Each of the above may have their feelings one way or another about unions in general, but each of them has had casual and high-level conversations with business recruiters and business executives who are trying to entice businesses to the state or are considering locating their businesses here.

If there is a strong union presence in the industry or in the area, the politicians have been told, the businesses will look elsewhere. They don't need the trouble, they say.

Plenty of other states would be glad to have them and would be delighted to offer them incentives similar to what Tennessee might be promising.

In 2018, Tennessee was ranked second in the country in a survey by Thumbtack as to how friendly the state is to small businesses, and in the first quarter of 2019, new business filings increased 9 percent compared to 2018. Further, the state in recent years has been in or near the top 10 of all states for business in general.

The elected officials, wanting to keep the state a desirable place to locate businesses, felt it was their duty to speak out, whether to VW employees (as Lee did) or publicly (as Fleischmann and Coppinger did).

The interference from elected officials - though speech is hardly interference - is one factor UAW cited Friday in its second loss in a little more than five years in an attempt to organize workers at the Chattanooga VW manufacturing plant.

Indeed, union officials had even made the claim before the 833-776 vote against unionization.

UAW spokesman Brian Rothenberg called the elected leaders' words "threats and intimidation."

Mary Mancini, chairwoman of the Tennessee Democratic Party, took up the argument after the vote.

"Those in powerful positions work to divide us," she said. "In Tennessee, labor unions embody our values of looking out for each other, whether we're white, black or brown, 10th generation or newcomer, blue collar or white."

Mancini's argument, of course, was a false one considering there were individuals of all stripes on both sides of the UAW vote.

Ironically, the belief that unions did not embody "values of looking out for each other" may have caused some VW workers to vote against the UAW.
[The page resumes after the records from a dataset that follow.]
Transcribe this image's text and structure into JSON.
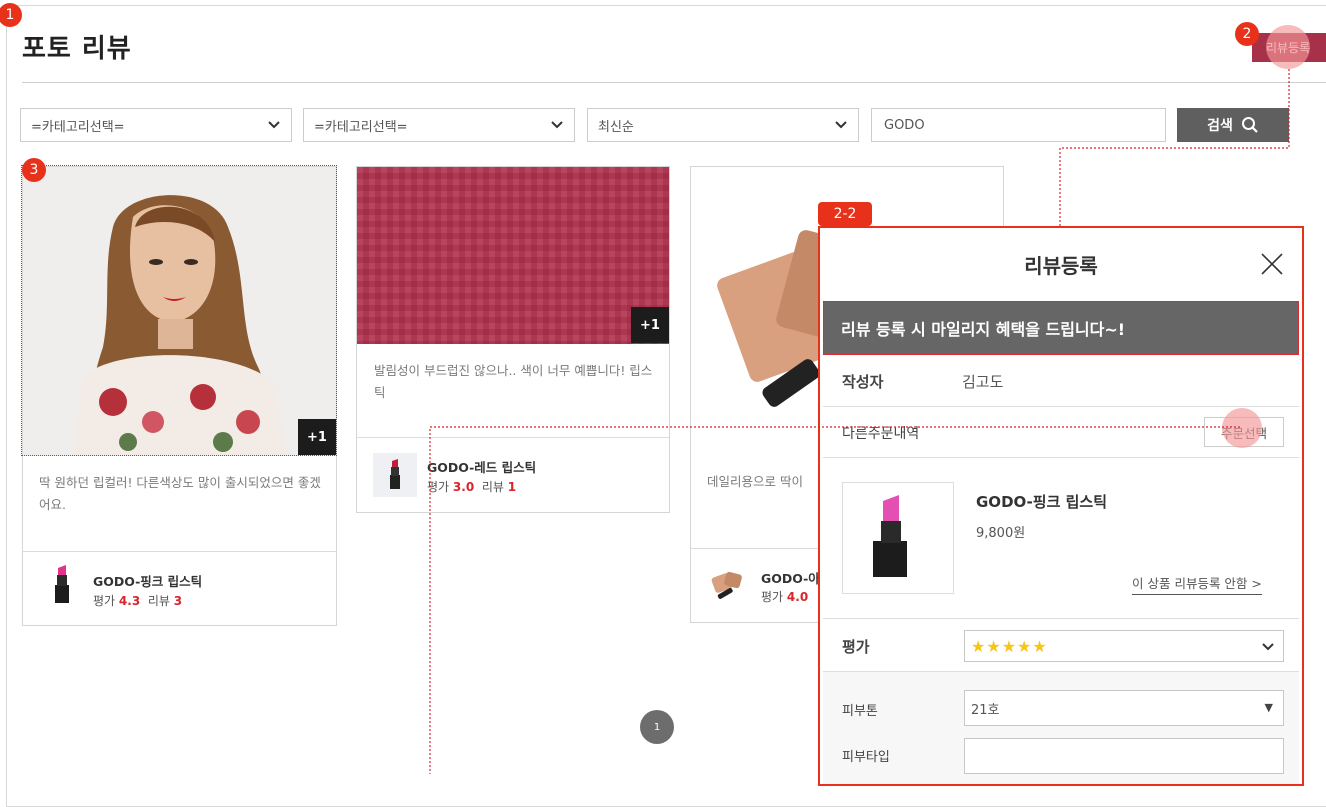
{
  "page": {
    "title": "포토 리뷰",
    "register_button": "리뷰등록"
  },
  "markers": {
    "m1": "1",
    "m2": "2",
    "m3": "3",
    "m22": "2-2"
  },
  "filters": {
    "category1": "=카테고리선택=",
    "category2": "=카테고리선택=",
    "sort": "최신순",
    "search_value": "GODO",
    "search_button": "검색"
  },
  "reviews": [
    {
      "text": "딱 원하던 립컬러! 다른색상도 많이 출시되었으면 좋겠어요.",
      "extra": "+1",
      "product": "GODO-핑크 립스틱",
      "rating_label": "평가",
      "rating": "4.3",
      "count_label": "리뷰",
      "count": "3"
    },
    {
      "text": "발림성이 부드럽진 않으나.. 색이 너무 예쁩니다! 립스틱",
      "extra": "+1",
      "product": "GODO-레드 립스틱",
      "rating_label": "평가",
      "rating": "3.0",
      "count_label": "리뷰",
      "count": "1"
    },
    {
      "text": "데일리용으로 딱이",
      "extra": "",
      "product": "GODO-아",
      "rating_label": "평가",
      "rating": "4.0",
      "count_label": "",
      "count": ""
    }
  ],
  "pagination": {
    "current": "1"
  },
  "modal": {
    "title": "리뷰등록",
    "banner": "리뷰 등록 시 마일리지 혜택을 드립니다~!",
    "author_label": "작성자",
    "author_value": "김고도",
    "order_label": "다른주문내역",
    "order_button": "주문선택",
    "product_name": "GODO-핑크 립스틱",
    "product_price": "9,800원",
    "no_review_link": "이 상품 리뷰등록 안함 >",
    "rating_label": "평가",
    "rating_stars": "★★★★★",
    "skin_tone_label": "피부톤",
    "skin_tone_value": "21호",
    "skin_type_label": "피부타입"
  },
  "colors": {
    "accent": "#e8311a",
    "brand": "#a8314a",
    "rating": "#d8242a",
    "star": "#f5c518"
  }
}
It was only April, after all, when former UAW Vice President Norwood Jewell pleaded guilty in federal court in Detroit to accepting tens of thousands of dollars in meals and golf trips from Fiat Chrysler, which the union had represented.

That incident, coupled with the union's history of closed plants, laid-off workers, thoughts of union money going to support politicians the workers would never back, and the constant drip, drip, drip of union dues likely made other VW employees think twice about bringing in an outside organization to represent them.
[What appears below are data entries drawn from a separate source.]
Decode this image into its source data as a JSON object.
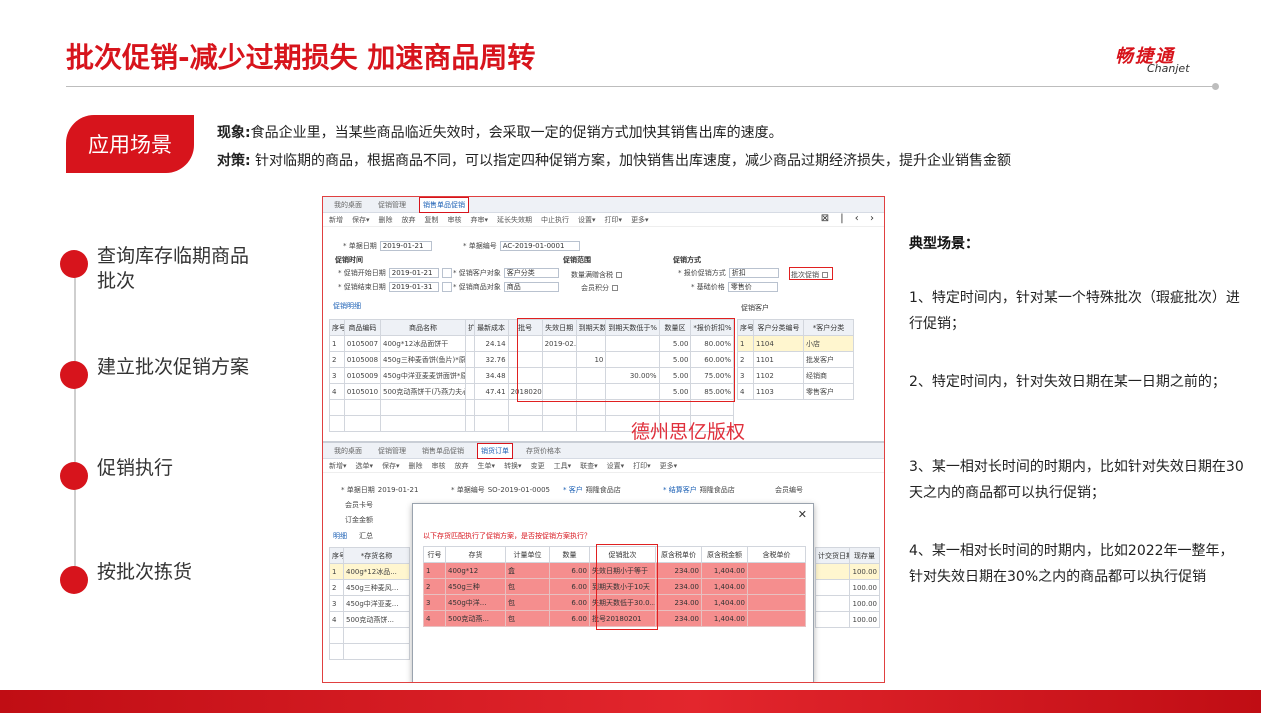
{
  "title": "批次促销-减少过期损失 加速商品周转",
  "logo": {
    "cn": "畅捷通",
    "en": "Chanjet"
  },
  "scene": {
    "badge": "应用场景",
    "line1_label": "现象:",
    "line1_text": "食品企业里，当某些商品临近失效时，会采取一定的促销方式加快其销售出库的速度。",
    "line2_label": "对策:",
    "line2_text": " 针对临期的商品，根据商品不同，可以指定四种促销方案，加快销售出库速度，减少商品过期经济损失，提升企业销售金额"
  },
  "steps": [
    {
      "label": "查询库存临期商品批次"
    },
    {
      "label": "建立批次促销方案"
    },
    {
      "label": "促销执行"
    },
    {
      "label": "按批次拣货"
    }
  ],
  "screenshot": {
    "watermark": "德州思亿版权",
    "top": {
      "tabs": [
        "我的桌面",
        "促销管理",
        "销售单品促销"
      ],
      "toolbar": [
        "新增",
        "保存▾",
        "删除",
        "放弃",
        "复制",
        "审核",
        "弃审▾",
        "延长失效期",
        "中止执行",
        "设置▾",
        "打印▾",
        "更多▾"
      ],
      "toolbar_right": "⊠ | ‹ ›",
      "form": {
        "doc_date_label": "* 单据日期",
        "doc_date": "2019-01-21",
        "doc_no_label": "* 单据编号",
        "doc_no": "AC-2019-01-0001",
        "time_section": "促销时间",
        "start_label": "* 促销开始日期",
        "start": "2019-01-21",
        "end_label": "* 促销结束日期",
        "end": "2019-01-31",
        "obj_label": "* 促销客户对象",
        "obj": "客户分类",
        "goods_label": "* 促销商品对象",
        "goods": "商品",
        "range_section": "促销范围",
        "rule1": "数量满赠含税",
        "rule2": "会员积分",
        "method_section": "促销方式",
        "price_label": "* 报价促销方式",
        "price": "折扣",
        "basis_label": "* 基础价格",
        "basis": "零售价",
        "batch_label": "批次促销"
      },
      "sub_tab": "促销明细",
      "grid_headers": [
        "序号",
        "商品编码",
        "商品名称",
        "扩",
        "最新成本",
        "批号",
        "失效日期",
        "到期天数",
        "到期天数低于%",
        "数量区",
        "*报价折扣%"
      ],
      "grid_rows": [
        [
          "1",
          "0105007",
          "400g*12冰品面饼干",
          "",
          "24.14",
          "",
          "2019-02...",
          "",
          "",
          "5.00",
          "80.00%"
        ],
        [
          "2",
          "0105008",
          "450g三种麦香饼(鱼片)*原点",
          "",
          "32.76",
          "",
          "",
          "10",
          "",
          "5.00",
          "60.00%"
        ],
        [
          "3",
          "0105009",
          "450g中洋亚麦麦饼面饼*原点",
          "",
          "34.48",
          "",
          "",
          "",
          "30.00%",
          "5.00",
          "75.00%"
        ],
        [
          "4",
          "0105010",
          "500克动燕饼干(乃燕力夫心)",
          "",
          "47.41",
          "20180201",
          "",
          "",
          "",
          "5.00",
          "85.00%"
        ]
      ],
      "cust_section": "促销客户",
      "cust_headers": [
        "序号",
        "客户分类编号",
        "*客户分类"
      ],
      "cust_rows": [
        [
          "1",
          "1104",
          "小店"
        ],
        [
          "2",
          "1101",
          "批发客户"
        ],
        [
          "3",
          "1102",
          "经销商"
        ],
        [
          "4",
          "1103",
          "零售客户"
        ]
      ]
    },
    "bottom": {
      "tabs": [
        "我的桌面",
        "促销管理",
        "销售单品促销",
        "销货订单",
        "存货价格本"
      ],
      "toolbar": [
        "新增▾",
        "选单▾",
        "保存▾",
        "删除",
        "审核",
        "放弃",
        "生单▾",
        "转换▾",
        "变更",
        "工具▾",
        "联查▾",
        "设置▾",
        "打印▾",
        "更多▾"
      ],
      "doc_date_label": "* 单据日期",
      "doc_date": "2019-01-21",
      "doc_no_label": "* 单据编号",
      "doc_no": "SO-2019-01-0005",
      "customer_label": "* 客户",
      "customer": "翔隆食品店",
      "settle_label": "* 结算客户",
      "settle": "翔隆食品店",
      "member_label": "会员编号",
      "card_label": "会员卡号",
      "deposit_label": "订金金额",
      "sub_tabs": [
        "明细",
        "汇总"
      ],
      "left_headers": [
        "序号",
        "*存货名称"
      ],
      "left_rows": [
        [
          "1",
          "400g*12冰品..."
        ],
        [
          "2",
          "450g三种麦风..."
        ],
        [
          "3",
          "450g中洋亚麦..."
        ],
        [
          "4",
          "500克动燕饼..."
        ]
      ],
      "right_headers": [
        "计交货日期",
        "现存量"
      ],
      "right_rows": [
        [
          "",
          "100.00"
        ],
        [
          "",
          "100.00"
        ],
        [
          "",
          "100.00"
        ],
        [
          "",
          "100.00"
        ]
      ],
      "dialog": {
        "note": "以下存货匹配执行了促销方案，是否按促销方案执行？",
        "headers": [
          "行号",
          "存货",
          "计量单位",
          "数量",
          "促销批次",
          "原含税单价",
          "原含税金额",
          "含税单价"
        ],
        "rows": [
          [
            "1",
            "400g*12",
            "盒",
            "6.00",
            "失效日期小于等于",
            "234.00",
            "1,404.00",
            ""
          ],
          [
            "2",
            "450g三种",
            "包",
            "6.00",
            "到期天数小于10天",
            "234.00",
            "1,404.00",
            ""
          ],
          [
            "3",
            "450g中洋...",
            "包",
            "6.00",
            "失期天数低于30.0...",
            "234.00",
            "1,404.00",
            ""
          ],
          [
            "4",
            "500克动燕...",
            "包",
            "6.00",
            "批号20180201",
            "234.00",
            "1,404.00",
            ""
          ]
        ]
      }
    }
  },
  "right": {
    "title": "典型场景：",
    "items": [
      "1、特定时间内，针对某一个特殊批次（瑕疵批次）进行促销；",
      "2、特定时间内，针对失效日期在某一日期之前的；",
      "3、某一相对长时间的时期内，比如针对失效日期在30天之内的商品都可以执行促销；",
      "4、某一相对长时间的时期内，比如2022年一整年，针对失效日期在30%之内的商品都可以执行促销"
    ]
  },
  "colors": {
    "accent": "#d7141c",
    "highlight_row": "#f58e8e"
  }
}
Volkswagen, officially neutral in both votes, switched from being very helpful to union officials in 2014 to a more hands-off approach this year. The company wasn't saying, but we believe its management could see the advantages in not having a union at its only U.S. manufacturing plant.

That said, VW would only help itself - and apparently already has begun doing so - in hearing any disgruntled worker concerns in "open dialogue" with management.

That dialogue, according to the company, already has resulted in wage increases, including a 50-cent-an-hour starting pay increase effective July 1, reduced overtime for more worker predictability, and adjusted shift work.

The company also brought back former popular plant CEO Frank Fischer this spring.

VW will need a satisfied workforce as it both recovers from its 2015 diesel cheating scandal in the minds of U.S. car buyers and attempts to sell them on a different type of car than the company did in 1968 when it asked buyers, "Do you earn too much to afford one [VW Beetle]?"

The company, from which the last Beetle will roll off the assembly line this year, now seeks a place in the forefront of U.S. buyers with its SUVs, including the Chattanooga-made Atlas, and its first electric vehicle, which also will be made here and is expected to debut in 2022.

The electric vehicle announcement earlier this year included an $800 million expansion and the promise of some 1,000 more jobs. Whether the expansion - and the state's $50 million in incentives to sweeten the pot - would have happened with a UAW presence is debatable.

Today, VW and its employees are a successful team that is poised to move the automaker into the future. And that future is likely to be more clear without the presence of the UAW.